No one ever sees a no-hitter coming.
Don Larsen’s perfect game in the 1956 World Series came after failing to last two innings in his previous start. Dwight Gooden threw a no-hitter after returning from a season-long suspension, pitching 11 years past his peak. David Wells claimed perfection, while claiming to be hungover.
Still, Jim Abbott’s no-hitter may rank as the most surprising in Yankees history. At minimum, it remains the most inspiring.
Abbott, who was born without a right hand, was immortalized in pinstripes on Sept. 4, 1993, becoming the first Yankees pitcher in 10 years to throw a no-hitter in a 4-0 win over the Indians in The Bronx.
“I wish I had an incredible vocabulary to describe the elation I felt,” Abbott told MLive.com in 2019. “The disbelief. To see the fans jumping up and down — the noise — to be in the center of all that with your teammates. And to share the moment with Matt Nokes, my catcher. Every sense in your body is at full speed. You’re just taking it all in.”
Abbott, who entered with a 9-11 record in his first of two seasons with the Yankees, was coming off his worst outing of the season. Against the same Cleveland squad, he’d given up seven runs and 10 hits in 3 2/3 innings, prompting Abbott to take a three-mile run as punishment after being pulled.
In the no-hitter, Abbott only recorded three strikeouts, while walking five and throwing 119 pitches. The Yankees, in the midst of their first winning season in five years, entered the day one game back of the reigning World Series champion Blue Jays for first place in the AL East.
“I think no-hitters take a little bit of luck,” Abbott said then. “To be honest, I can hardly tell you the difference, other than a little bit more command on my breaking ball, between this start and the last one.
“I’m thrilled to come out of that last start and pitch a game like this. It makes it doubly nice being in September and being in a pennant race.”
Abbott, a 1988 first round pick out of Michigan, debuted with the Angels without ever appearing in the minors. He finished fifth in the AL Rookie of the Year voting in 1989, then third in the AL Cy Young voting in 1991. Abbott struggled to find the same success after being traded to New York before the 1993 season, but elevated one ordinary afternoon affair into forever.
However, facing a lineup featuring Albert Belle, Manny Ramirez, Jim Thome, Kenny Lofton and Carlos Baerga, Abbott’s historic start nearly became forgettable.
In the seventh inning, Wade Boggs kept the no-hitter intact by diving for a grounder by Belle and completing the throw to first. In the ninth, Lofton felt the wrath of the Yankee Stadium crowd after attempting a bunt, which drifted foul. Felix Fermin followed with a 390-foot drive to left center, snagged by Bernie Williams.
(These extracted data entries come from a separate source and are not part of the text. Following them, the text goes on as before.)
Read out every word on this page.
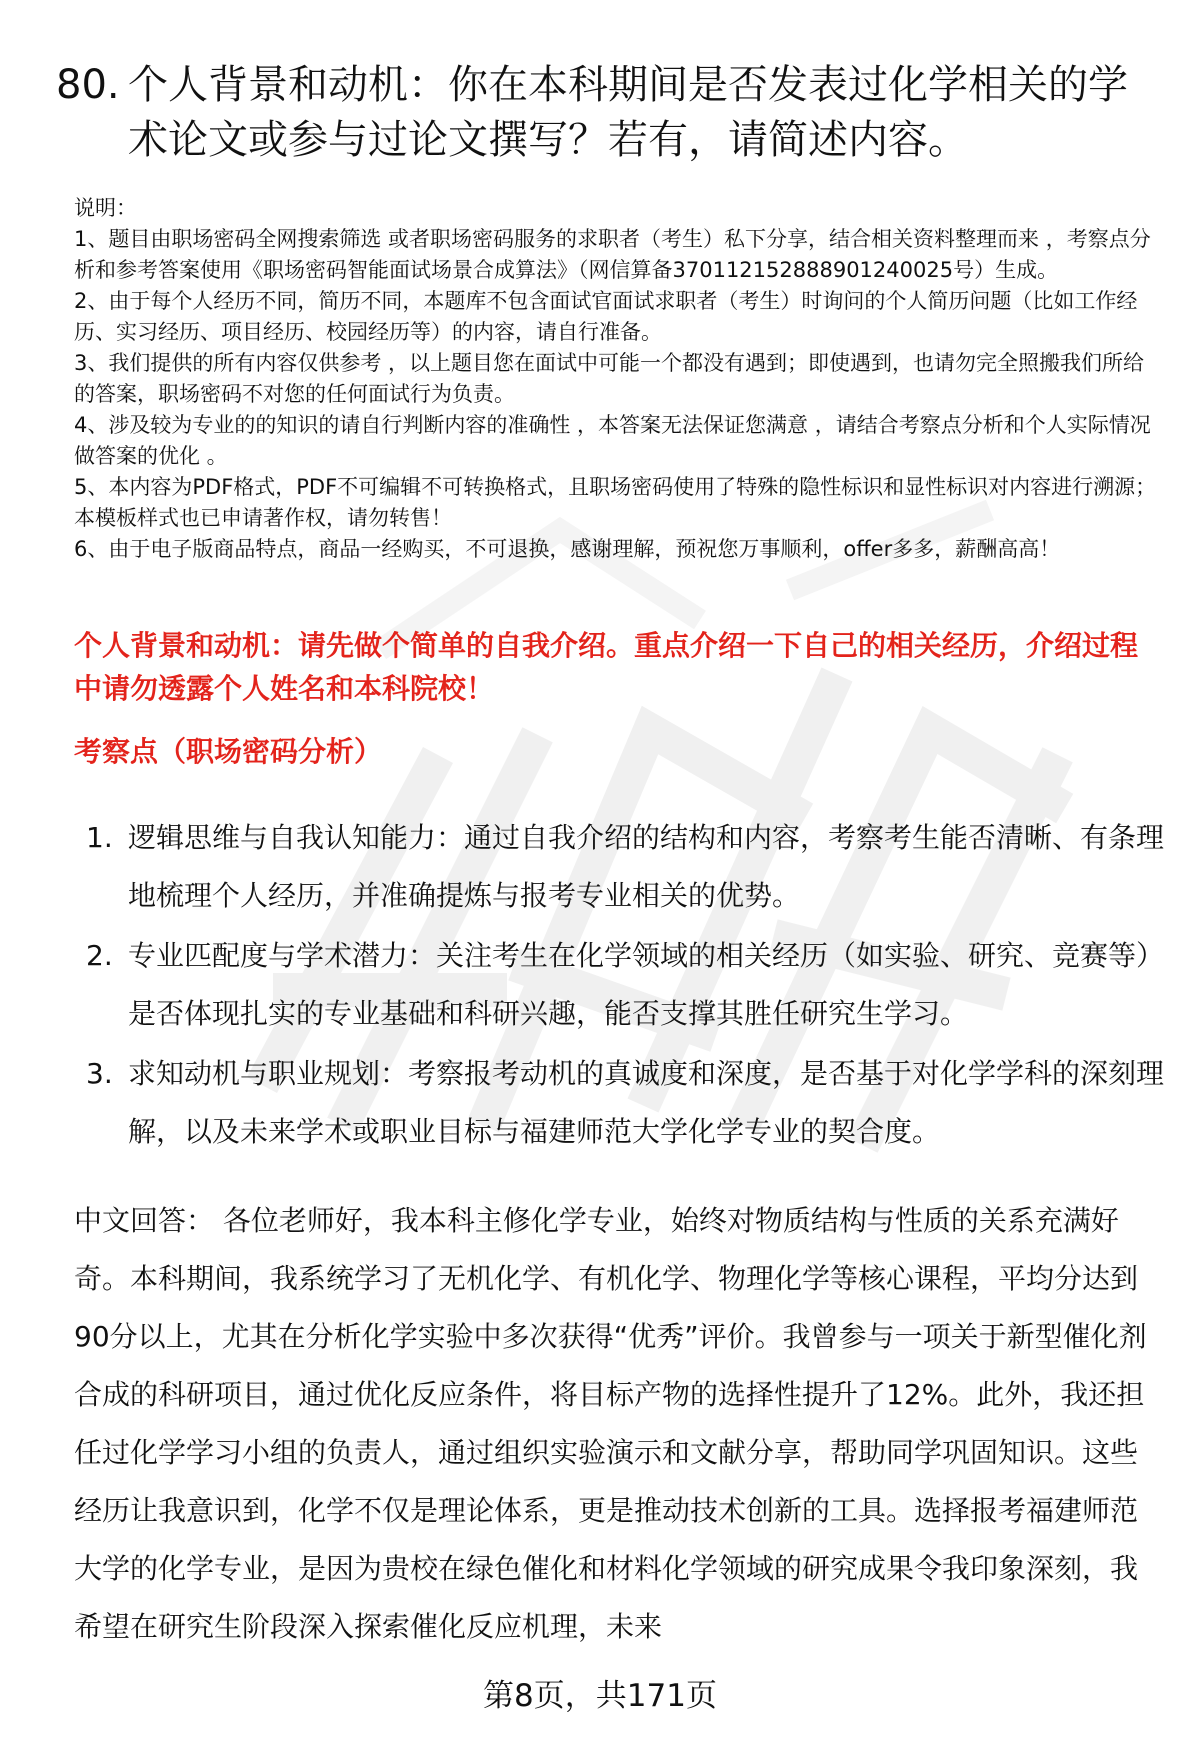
80. 个人背景和动机：你在本科期间是否发表过化学相关的学术论文或参与过论文撰写？若有，请简述内容。

说明：

1、题目由职场密码全网搜索筛选 或者职场密码服务的求职者（考生）私下分享，结合相关资料整理而来 ，考察点分析和参考答案使用《职场密码智能面试场景合成算法》（网信算备370112152888901240025号）生成。

2、由于每个人经历不同，简历不同，本题库不包含面试官面试求职者（考生）时询问的个人简历问题（比如工作经历、实习经历、项目经历、校园经历等）的内容，请自行准备。

3、我们提供的所有内容仅供参考 ，以上题目您在面试中可能一个都没有遇到；即使遇到，也请勿完全照搬我们所给的答案，职场密码不对您的任何面试行为负责。

4、涉及较为专业的的知识的请自行判断内容的准确性 ，本答案无法保证您满意 ，请结合考察点分析和个人实际情况做答案的优化 。

5、本内容为PDF格式，PDF不可编辑不可转换格式，且职场密码使用了特殊的隐性标识和显性标识对内容进行溯源；本模板样式也已申请著作权，请勿转售！

6、由于电子版商品特点，商品一经购买，不可退换，感谢理解，预祝您万事顺利，offer多多，薪酬高高！

个人背景和动机：请先做个简单的自我介绍。重点介绍一下自己的相关经历，介绍过程中请勿透露个人姓名和本科院校！

考察点（职场密码分析）

1. 逻辑思维与自我认知能力：通过自我介绍的结构和内容，考察考生能否清晰、有条理地梳理个人经历，并准确提炼与报考专业相关的优势。
2. 专业匹配度与学术潜力：关注考生在化学领域的相关经历（如实验、研究、竞赛等）是否体现扎实的专业基础和科研兴趣，能否支撑其胜任研究生学习。
3. 求知动机与职业规划：考察报考动机的真诚度和深度，是否基于对化学学科的深刻理解，以及未来学术或职业目标与福建师范大学化学专业的契合度。

中文回答： 各位老师好，我本科主修化学专业，始终对物质结构与性质的关系充满好奇。本科期间，我系统学习了无机化学、有机化学、物理化学等核心课程，平均分达到90分以上，尤其在分析化学实验中多次获得“优秀”评价。我曾参与一项关于新型催化剂合成的科研项目，通过优化反应条件，将目标产物的选择性提升了12%。此外，我还担任过化学学习小组的负责人，通过组织实验演示和文献分享，帮助同学巩固知识。这些经历让我意识到，化学不仅是理论体系，更是推动技术创新的工具。选择报考福建师范大学的化学专业，是因为贵校在绿色催化和材料化学领域的研究成果令我印象深刻，我希望在研究生阶段深入探索催化反应机理，未来

第8页，共171页
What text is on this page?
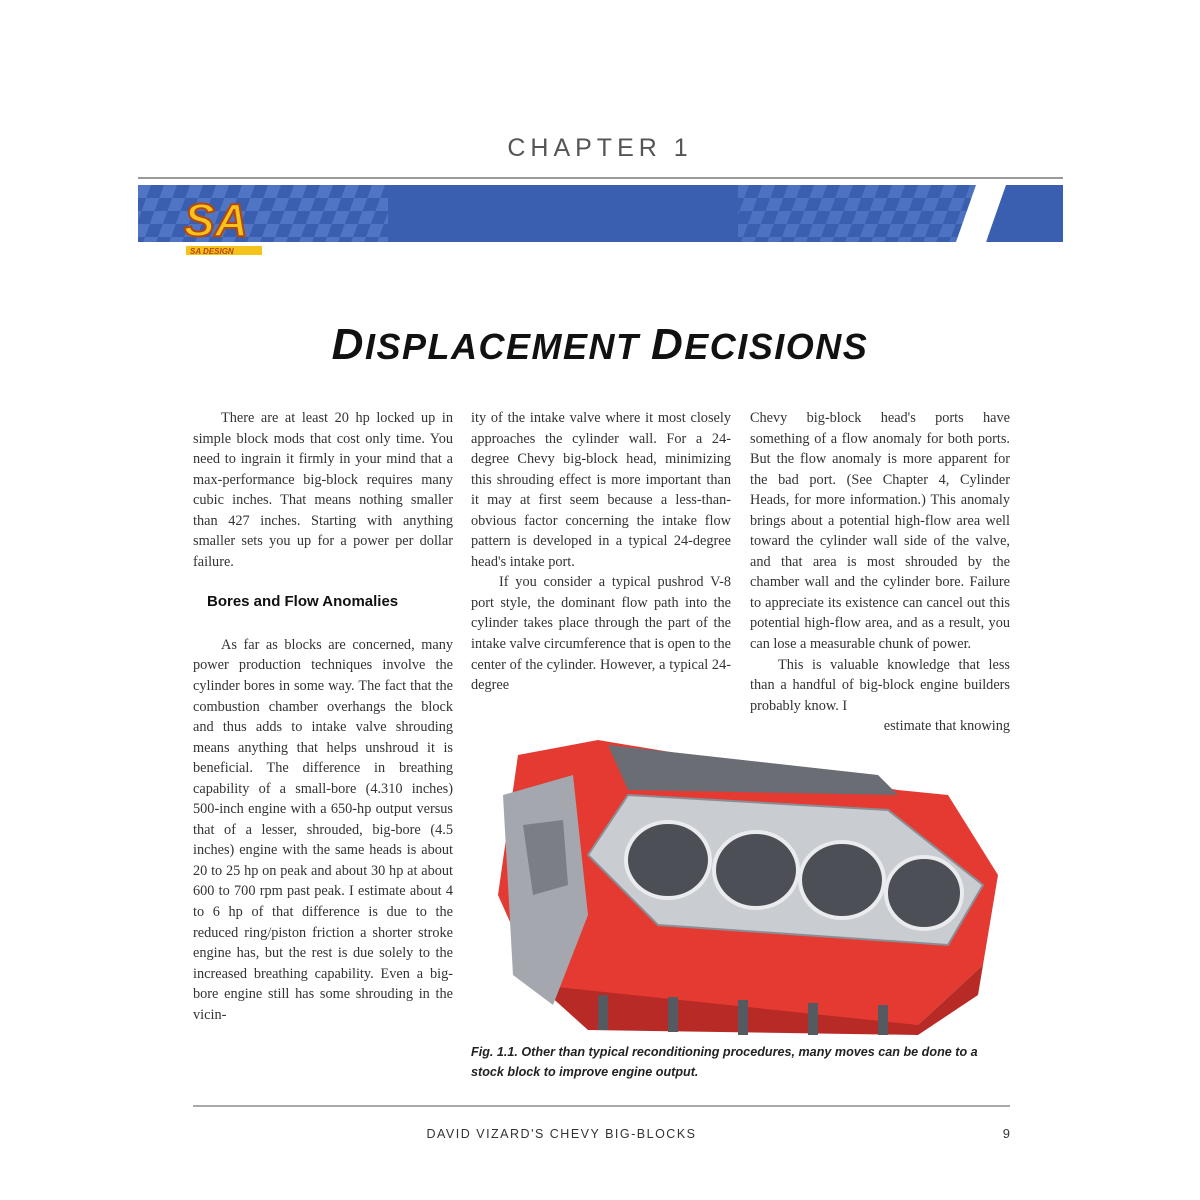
CHAPTER 1
SA
SA DESIGN
DISPLACEMENT DECISIONS

There are at least 20 hp locked up in simple block mods that cost only time. You need to ingrain it firmly in your mind that a max-performance big-block requires many cubic inches. That means nothing smaller than 427 inches. Starting with anything smaller sets you up for a power per dollar failure.

Bores and Flow Anomalies

As far as blocks are concerned, many power production techniques involve the cylinder bores in some way. The fact that the combustion chamber overhangs the block and thus adds to intake valve shrouding means anything that helps unshroud it is beneficial. The difference in breathing capability of a small-bore (4.310 inches) 500-inch engine with a 650-hp output versus that of a lesser, shrouded, big-bore (4.5 inches) engine with the same heads is about 20 to 25 hp on peak and about 30 hp at about 600 to 700 rpm past peak. I estimate about 4 to 6 hp of that difference is due to the reduced ring/piston friction a shorter stroke engine has, but the rest is due solely to the increased breathing capability. Even a big-bore engine still has some shrouding in the vicin-

ity of the intake valve where it most closely approaches the cylinder wall. For a 24-degree Chevy big-block head, minimizing this shrouding effect is more important than it may at first seem because a less-than-obvious factor concerning the intake flow pattern is developed in a typical 24-degree head's intake port.

If you consider a typical pushrod V-8 port style, the dominant flow path into the cylinder takes place through the part of the intake valve circumference that is open to the center of the cylinder. However, a typical 24-degree

Chevy big-block head's ports have something of a flow anomaly for both ports. But the flow anomaly is more apparent for the bad port. (See Chapter 4, Cylinder Heads, for more information.) This anomaly brings about a potential high-flow area well toward the cylinder wall side of the valve, and that area is most shrouded by the chamber wall and the cylinder bore. Failure to appreciate its existence can cancel out this potential high-flow area, and as a result, you can lose a measurable chunk of power.

This is valuable knowledge that less than a handful of big-block engine builders probably know. I

estimate that knowing

Fig. 1.1. Other than typical reconditioning procedures, many moves can be done to a stock block to improve engine output.
DAVID VIZARD'S CHEVY BIG-BLOCKS	9
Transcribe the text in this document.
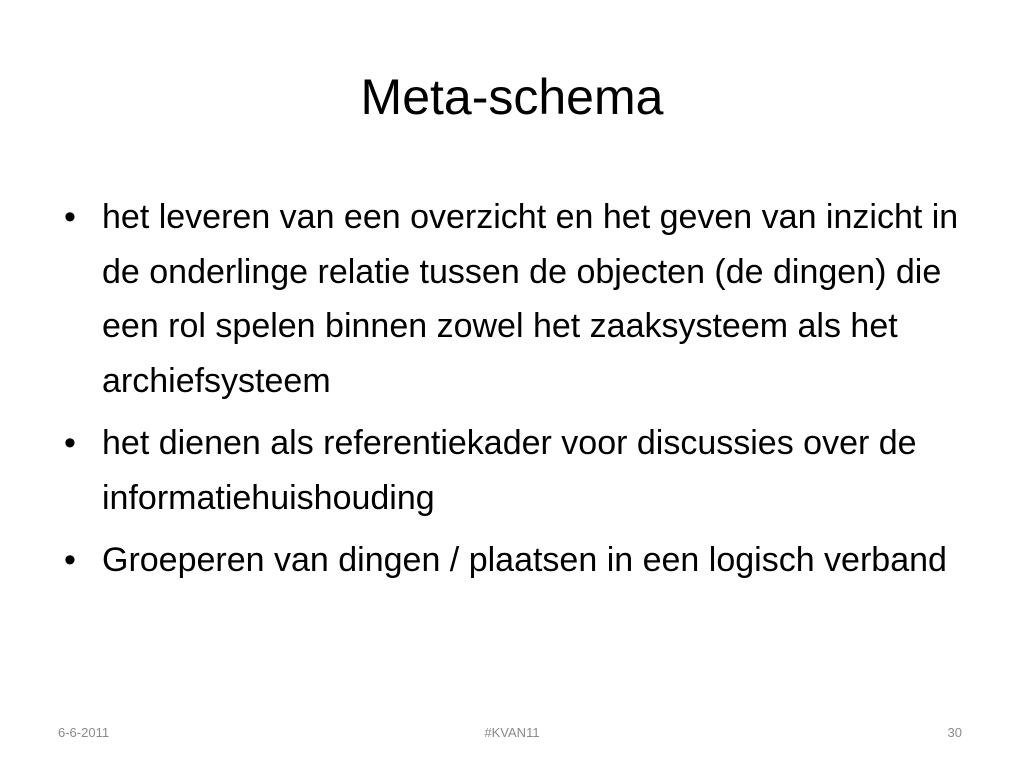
Meta-schema
• het leveren van een overzicht en het geven van inzicht in de onderlinge relatie tussen de objecten (de dingen) die een rol spelen binnen zowel het zaaksysteem als het archiefsysteem
• het dienen als referentiekader voor discussies over de informatiehuishouding
• Groeperen van dingen / plaatsen in een logisch verband
6-6-2011	#KVAN11	30
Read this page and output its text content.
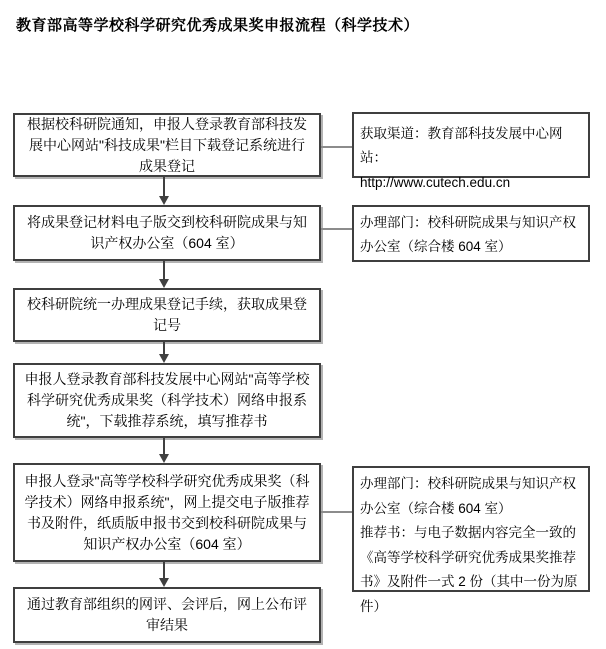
教育部高等学校科学研究优秀成果奖申报流程（科学技术）
根据校科研院通知，申报人登录教育部科技发展中心网站"科技成果"栏目下载登记系统进行成果登记
将成果登记材料电子版交到校科研院成果与知识产权办公室（604 室）
校科研院统一办理成果登记手续，获取成果登记号
申报人登录教育部科技发展中心网站"高等学校科学研究优秀成果奖（科学技术）网络申报系统"，下载推荐系统，填写推荐书
申报人登录"高等学校科学研究优秀成果奖（科学技术）网络申报系统"，网上提交电子版推荐书及附件，纸质版申报书交到校科研院成果与知识产权办公室（604 室）
通过教育部组织的网评、会评后，网上公布评审结果

获取渠道：教育部科技发展中心网站：

http://www.cutech.edu.cn

办理部门：校科研院成果与知识产权办公室（综合楼 604 室）

办理部门：校科研院成果与知识产权办公室（综合楼 604 室）

推荐书：与电子数据内容完全一致的《高等学校科学研究优秀成果奖推荐书》及附件一式 2 份（其中一份为原件）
Finally, Abbott induced a Baerga grounder to short, with Randy Velarde firing to Don Mattingly for the final out.
“The last couple of innings, I had these huge goosebumps on my forearms, and the hair on the back of my neck was standing up,” Mattingly told Sports Illustrated in 1993. “Maybe that would have happened with someone else. Maybe I’d have the same feelings. But I think because it was Jim there was a little something extra.”
Abbott last appeared on the mound in 1999, having gone 87-108 with a 4.25 ERA in his career. He now works as a motivational speaker.